The books are explicitly Christian allegory. The Narnia universe is parallel to ours and has a creation narrative, a Savior, stories of temptation and redemption, unbelievers, resurrection, an apocalypse, and an opposing faith that's an obvious parallel to Islam.

It's also a kids' fantasy book with talking animals, magic, an evil ice witch queen, ordinary children who become powerful adults in a different universe, dragons, and magical sea voyages to the end of the earth. So this isn't The Passion of the Christ, here. I read the entire series many times as a kid and remained a loyal secular humanist agnostic intellectual liberal.

Naturally, atheists are annoyed by the arrival of this film and evangelicals are delighted. I'm sure the churchy folks will press the opportunities they get as hard as possible, and lots of us will be invited to see the movie and have a "discussion" afterwards. I think you have to be pretty hardcore antireligious to object to that.

The more serious problem is Lewis' pseudomuslims. They seem culturally to be Turkish or Persian, and their God is a terrifying war-daemon. It's as though he conflated the Ottoman Empire, the Persian Empire, and Thuggee into one generic Eastern Challenge to Christianity. For his time it was an awfully enlightened picture of the Mysterious East; the worshippers of Tash aren't bad people, their cultural differences are shown as interesting rather than abhorrent, and there isn't any over-the-top Fu Manchu racism. But it's not very helpful in 2005 to imply that nonchristian turban-wearing people from the Mediterranean area are demon-worshipping empire-building militarists. I have no idea if this part of the story is addressed in this first movie; it won't be if it's just a filmed version of The Lion, The Witch, and the Wardrobe so that will be a future problem for the filmmakers to work out.

For my own part I hope they didn't castrate Lewis' story and make it less of a Christian allegory. The temptation to make it easier to swallow for a large audience must be great, but it would be doing the works and the author a terrible disservice to "improve" this into a sword & sorcery romp without a point.
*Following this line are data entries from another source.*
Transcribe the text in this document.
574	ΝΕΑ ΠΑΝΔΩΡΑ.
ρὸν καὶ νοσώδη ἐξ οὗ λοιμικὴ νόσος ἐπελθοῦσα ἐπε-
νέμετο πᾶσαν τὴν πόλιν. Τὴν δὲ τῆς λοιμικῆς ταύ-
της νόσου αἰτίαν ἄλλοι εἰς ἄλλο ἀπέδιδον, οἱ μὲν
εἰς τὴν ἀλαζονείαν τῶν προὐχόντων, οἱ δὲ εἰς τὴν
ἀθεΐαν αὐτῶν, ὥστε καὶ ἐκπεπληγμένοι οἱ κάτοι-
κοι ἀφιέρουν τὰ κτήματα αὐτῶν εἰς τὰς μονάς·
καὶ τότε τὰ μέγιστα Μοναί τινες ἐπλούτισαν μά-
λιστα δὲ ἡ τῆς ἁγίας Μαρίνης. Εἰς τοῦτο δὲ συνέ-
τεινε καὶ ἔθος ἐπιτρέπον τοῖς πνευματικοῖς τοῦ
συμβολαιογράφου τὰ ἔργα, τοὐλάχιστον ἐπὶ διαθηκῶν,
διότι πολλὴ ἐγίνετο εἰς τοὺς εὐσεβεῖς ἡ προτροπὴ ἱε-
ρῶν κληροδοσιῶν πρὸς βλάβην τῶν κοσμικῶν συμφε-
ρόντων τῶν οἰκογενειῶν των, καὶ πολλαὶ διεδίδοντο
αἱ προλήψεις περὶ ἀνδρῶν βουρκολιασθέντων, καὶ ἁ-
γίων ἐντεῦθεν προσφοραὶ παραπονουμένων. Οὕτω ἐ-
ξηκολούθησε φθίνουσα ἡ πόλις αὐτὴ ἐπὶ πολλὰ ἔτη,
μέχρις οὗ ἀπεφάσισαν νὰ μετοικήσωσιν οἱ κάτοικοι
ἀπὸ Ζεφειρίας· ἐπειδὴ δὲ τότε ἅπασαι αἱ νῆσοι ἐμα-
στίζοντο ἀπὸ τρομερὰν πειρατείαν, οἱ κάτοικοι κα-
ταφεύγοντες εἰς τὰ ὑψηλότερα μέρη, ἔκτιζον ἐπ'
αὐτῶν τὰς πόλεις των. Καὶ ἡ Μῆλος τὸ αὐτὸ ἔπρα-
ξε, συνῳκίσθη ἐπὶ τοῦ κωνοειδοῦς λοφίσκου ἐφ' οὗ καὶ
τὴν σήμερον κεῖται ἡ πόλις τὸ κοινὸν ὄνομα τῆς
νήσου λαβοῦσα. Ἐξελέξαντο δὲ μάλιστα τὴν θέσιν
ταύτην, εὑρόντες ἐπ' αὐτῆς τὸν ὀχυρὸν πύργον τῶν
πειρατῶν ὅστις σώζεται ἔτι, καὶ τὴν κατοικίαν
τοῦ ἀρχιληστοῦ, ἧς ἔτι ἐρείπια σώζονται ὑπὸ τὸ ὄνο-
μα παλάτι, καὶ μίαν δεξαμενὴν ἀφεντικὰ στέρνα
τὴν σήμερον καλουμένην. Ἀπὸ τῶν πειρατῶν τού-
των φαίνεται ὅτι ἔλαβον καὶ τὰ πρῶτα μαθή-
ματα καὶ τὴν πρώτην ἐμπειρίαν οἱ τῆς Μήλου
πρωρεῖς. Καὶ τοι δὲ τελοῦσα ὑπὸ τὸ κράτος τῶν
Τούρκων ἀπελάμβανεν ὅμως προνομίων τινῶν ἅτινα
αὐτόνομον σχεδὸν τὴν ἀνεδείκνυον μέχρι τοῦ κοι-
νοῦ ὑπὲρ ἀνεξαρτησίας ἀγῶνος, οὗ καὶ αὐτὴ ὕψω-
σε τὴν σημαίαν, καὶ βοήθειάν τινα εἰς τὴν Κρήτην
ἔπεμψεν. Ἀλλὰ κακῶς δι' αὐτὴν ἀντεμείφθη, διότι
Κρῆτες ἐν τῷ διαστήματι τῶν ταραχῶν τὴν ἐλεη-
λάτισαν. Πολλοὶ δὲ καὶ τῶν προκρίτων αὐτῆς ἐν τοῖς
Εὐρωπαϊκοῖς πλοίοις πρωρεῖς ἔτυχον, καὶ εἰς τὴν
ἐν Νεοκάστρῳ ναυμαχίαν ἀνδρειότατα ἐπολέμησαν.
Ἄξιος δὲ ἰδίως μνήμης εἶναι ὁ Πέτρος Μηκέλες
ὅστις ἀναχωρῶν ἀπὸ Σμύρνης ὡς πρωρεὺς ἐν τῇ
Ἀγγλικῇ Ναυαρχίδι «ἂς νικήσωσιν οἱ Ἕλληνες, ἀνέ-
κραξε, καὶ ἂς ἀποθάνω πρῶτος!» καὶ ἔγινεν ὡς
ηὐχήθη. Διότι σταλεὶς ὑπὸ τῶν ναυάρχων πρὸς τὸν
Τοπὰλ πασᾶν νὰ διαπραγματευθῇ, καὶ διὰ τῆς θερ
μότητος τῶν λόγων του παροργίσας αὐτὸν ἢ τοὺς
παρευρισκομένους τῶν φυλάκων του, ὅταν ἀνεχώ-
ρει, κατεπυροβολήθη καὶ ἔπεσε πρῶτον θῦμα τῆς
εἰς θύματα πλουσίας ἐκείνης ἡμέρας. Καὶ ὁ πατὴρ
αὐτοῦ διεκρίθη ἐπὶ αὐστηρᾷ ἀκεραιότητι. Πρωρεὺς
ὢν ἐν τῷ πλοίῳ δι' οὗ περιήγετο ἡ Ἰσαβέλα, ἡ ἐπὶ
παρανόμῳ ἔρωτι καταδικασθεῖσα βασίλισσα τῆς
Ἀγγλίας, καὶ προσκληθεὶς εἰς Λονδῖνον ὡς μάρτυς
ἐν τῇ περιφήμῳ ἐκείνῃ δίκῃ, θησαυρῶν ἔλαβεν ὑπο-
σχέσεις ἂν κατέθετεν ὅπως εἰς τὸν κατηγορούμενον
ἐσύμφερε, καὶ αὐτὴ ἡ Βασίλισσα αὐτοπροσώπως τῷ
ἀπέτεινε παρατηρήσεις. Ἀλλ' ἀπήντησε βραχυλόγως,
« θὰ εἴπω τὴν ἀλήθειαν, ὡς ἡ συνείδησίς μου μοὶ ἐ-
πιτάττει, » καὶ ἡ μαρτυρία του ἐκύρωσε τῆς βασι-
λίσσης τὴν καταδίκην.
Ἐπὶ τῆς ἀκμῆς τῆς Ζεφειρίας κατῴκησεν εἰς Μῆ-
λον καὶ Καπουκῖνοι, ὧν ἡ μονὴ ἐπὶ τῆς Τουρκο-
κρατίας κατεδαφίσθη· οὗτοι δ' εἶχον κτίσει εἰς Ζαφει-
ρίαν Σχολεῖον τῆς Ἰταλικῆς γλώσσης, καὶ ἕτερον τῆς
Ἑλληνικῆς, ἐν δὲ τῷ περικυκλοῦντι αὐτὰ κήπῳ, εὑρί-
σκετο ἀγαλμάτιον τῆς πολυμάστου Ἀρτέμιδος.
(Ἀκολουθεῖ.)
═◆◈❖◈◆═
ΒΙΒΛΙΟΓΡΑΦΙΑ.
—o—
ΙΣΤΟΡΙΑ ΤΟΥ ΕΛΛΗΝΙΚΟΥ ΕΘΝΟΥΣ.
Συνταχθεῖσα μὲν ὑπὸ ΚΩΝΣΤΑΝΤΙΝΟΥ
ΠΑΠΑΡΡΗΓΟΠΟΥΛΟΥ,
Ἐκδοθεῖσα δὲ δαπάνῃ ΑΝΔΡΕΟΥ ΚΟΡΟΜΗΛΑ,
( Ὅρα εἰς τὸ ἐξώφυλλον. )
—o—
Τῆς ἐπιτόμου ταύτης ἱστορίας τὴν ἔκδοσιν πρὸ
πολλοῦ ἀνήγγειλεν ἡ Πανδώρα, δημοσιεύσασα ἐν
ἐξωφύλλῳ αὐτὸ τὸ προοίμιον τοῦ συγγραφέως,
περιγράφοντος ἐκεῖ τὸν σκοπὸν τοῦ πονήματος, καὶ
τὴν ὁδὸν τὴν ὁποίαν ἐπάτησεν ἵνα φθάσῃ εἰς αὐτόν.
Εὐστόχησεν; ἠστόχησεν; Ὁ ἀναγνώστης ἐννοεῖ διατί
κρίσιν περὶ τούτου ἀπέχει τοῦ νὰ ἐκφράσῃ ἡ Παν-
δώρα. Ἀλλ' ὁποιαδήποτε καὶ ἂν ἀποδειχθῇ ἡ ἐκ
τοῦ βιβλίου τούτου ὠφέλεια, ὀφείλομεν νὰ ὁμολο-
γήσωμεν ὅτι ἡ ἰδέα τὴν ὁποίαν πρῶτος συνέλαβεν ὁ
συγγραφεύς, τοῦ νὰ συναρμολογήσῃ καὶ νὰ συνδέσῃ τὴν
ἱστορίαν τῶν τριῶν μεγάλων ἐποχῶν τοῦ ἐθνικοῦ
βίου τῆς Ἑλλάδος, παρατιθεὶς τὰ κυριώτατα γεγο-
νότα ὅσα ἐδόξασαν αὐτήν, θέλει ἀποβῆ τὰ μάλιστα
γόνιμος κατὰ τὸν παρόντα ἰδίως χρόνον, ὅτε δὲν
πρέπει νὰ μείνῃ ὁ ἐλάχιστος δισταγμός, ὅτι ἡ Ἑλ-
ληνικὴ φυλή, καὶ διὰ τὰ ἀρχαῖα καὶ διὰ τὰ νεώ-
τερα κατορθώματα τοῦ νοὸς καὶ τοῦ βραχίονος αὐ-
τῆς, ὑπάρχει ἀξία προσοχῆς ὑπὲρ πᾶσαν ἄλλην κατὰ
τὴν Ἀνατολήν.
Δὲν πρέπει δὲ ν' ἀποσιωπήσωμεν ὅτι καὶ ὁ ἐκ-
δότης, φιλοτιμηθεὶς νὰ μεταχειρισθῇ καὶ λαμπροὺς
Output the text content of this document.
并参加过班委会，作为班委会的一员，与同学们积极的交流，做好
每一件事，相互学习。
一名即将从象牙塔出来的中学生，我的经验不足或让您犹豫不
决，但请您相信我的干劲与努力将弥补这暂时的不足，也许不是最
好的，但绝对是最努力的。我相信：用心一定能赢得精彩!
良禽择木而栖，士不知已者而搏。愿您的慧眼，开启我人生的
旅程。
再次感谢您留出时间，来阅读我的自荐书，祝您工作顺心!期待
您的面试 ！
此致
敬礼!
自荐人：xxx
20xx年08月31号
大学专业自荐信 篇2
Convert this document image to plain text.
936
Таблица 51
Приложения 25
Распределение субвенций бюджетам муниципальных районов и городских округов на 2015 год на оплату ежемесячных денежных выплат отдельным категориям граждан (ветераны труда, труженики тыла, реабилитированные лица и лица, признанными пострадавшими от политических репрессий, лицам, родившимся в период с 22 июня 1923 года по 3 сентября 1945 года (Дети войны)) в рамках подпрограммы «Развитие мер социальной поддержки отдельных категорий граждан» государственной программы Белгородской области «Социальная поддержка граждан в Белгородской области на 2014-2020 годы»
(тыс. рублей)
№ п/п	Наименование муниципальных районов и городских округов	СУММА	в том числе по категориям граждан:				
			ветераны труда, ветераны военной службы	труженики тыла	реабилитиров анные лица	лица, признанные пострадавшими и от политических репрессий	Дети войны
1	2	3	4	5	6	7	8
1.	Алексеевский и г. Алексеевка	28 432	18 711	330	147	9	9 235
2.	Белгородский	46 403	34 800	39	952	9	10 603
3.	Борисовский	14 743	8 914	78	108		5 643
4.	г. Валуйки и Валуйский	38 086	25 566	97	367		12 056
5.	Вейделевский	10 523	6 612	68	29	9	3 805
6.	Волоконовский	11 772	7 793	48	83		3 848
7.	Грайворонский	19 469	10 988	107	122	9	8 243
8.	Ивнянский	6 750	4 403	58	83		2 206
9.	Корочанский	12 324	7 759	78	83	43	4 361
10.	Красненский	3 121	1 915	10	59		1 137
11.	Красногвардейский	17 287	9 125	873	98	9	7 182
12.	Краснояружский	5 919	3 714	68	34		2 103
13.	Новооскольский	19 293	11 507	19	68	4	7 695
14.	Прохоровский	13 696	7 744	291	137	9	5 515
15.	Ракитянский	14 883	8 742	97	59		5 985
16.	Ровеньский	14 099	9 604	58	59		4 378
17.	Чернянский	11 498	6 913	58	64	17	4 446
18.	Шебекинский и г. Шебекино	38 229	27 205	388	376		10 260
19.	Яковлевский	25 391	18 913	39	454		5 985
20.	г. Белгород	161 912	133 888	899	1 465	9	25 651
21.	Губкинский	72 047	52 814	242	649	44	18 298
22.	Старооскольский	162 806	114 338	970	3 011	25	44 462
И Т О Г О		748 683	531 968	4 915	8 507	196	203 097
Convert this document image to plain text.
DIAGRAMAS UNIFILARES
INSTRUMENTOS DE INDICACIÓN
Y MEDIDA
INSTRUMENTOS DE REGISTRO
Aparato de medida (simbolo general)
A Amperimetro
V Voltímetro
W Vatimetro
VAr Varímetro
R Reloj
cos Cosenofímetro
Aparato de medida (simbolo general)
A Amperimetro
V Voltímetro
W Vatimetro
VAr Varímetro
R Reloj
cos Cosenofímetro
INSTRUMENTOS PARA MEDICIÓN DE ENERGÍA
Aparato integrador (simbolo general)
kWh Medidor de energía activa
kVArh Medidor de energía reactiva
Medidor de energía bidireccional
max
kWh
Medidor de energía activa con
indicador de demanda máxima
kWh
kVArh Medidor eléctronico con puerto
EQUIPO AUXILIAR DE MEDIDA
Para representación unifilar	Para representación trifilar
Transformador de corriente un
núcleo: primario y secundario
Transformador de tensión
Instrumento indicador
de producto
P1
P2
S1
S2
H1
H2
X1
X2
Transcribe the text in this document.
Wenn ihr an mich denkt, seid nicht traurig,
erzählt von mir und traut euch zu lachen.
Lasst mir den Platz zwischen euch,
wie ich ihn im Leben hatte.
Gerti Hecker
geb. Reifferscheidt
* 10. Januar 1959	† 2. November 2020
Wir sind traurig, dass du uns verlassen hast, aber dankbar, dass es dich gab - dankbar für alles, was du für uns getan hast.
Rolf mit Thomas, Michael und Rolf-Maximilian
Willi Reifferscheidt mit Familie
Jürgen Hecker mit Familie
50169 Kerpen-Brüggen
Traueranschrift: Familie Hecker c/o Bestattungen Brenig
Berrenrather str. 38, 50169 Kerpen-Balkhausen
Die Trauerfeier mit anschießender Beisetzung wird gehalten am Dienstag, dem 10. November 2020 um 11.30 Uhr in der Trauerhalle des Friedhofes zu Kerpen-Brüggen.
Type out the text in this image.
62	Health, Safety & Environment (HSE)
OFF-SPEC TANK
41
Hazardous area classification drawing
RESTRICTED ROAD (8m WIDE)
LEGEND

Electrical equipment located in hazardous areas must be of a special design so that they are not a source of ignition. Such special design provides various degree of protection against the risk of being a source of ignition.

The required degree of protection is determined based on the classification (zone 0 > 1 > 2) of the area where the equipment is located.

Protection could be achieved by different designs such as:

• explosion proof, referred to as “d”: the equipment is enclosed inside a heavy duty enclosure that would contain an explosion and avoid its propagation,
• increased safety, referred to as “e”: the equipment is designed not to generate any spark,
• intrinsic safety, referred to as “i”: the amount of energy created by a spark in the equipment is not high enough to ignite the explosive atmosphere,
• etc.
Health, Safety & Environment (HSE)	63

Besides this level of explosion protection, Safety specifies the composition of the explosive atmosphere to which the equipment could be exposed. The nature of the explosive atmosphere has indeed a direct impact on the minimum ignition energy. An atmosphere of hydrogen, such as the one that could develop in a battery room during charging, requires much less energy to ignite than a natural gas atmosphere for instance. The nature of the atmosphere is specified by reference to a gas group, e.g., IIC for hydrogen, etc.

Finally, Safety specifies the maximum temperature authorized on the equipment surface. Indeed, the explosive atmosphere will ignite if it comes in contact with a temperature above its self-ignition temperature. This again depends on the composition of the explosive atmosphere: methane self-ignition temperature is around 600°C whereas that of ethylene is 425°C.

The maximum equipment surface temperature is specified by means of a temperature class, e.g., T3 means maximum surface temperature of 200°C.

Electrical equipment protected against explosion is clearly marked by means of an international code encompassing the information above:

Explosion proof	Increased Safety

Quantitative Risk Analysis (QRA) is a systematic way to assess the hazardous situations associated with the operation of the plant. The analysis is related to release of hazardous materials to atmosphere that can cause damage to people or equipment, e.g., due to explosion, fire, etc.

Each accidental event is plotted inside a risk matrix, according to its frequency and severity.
As a lifelong Lewis fan and ex-Christian I'd rather be bothered by a simplistic Bible analogy than patronized with meaningless Masters of the Universe quality entertainment.

If you read Lewis' autobiography, you can see him as a child completely absorbed in the Norse myths, reliving the doomed and noble fight of the Gods against evil. He didn't grow up to practice Viking religion, but he wrote some damn fine myth-based kids' books. Leave the myth in there, whether you believe in it or not. Please!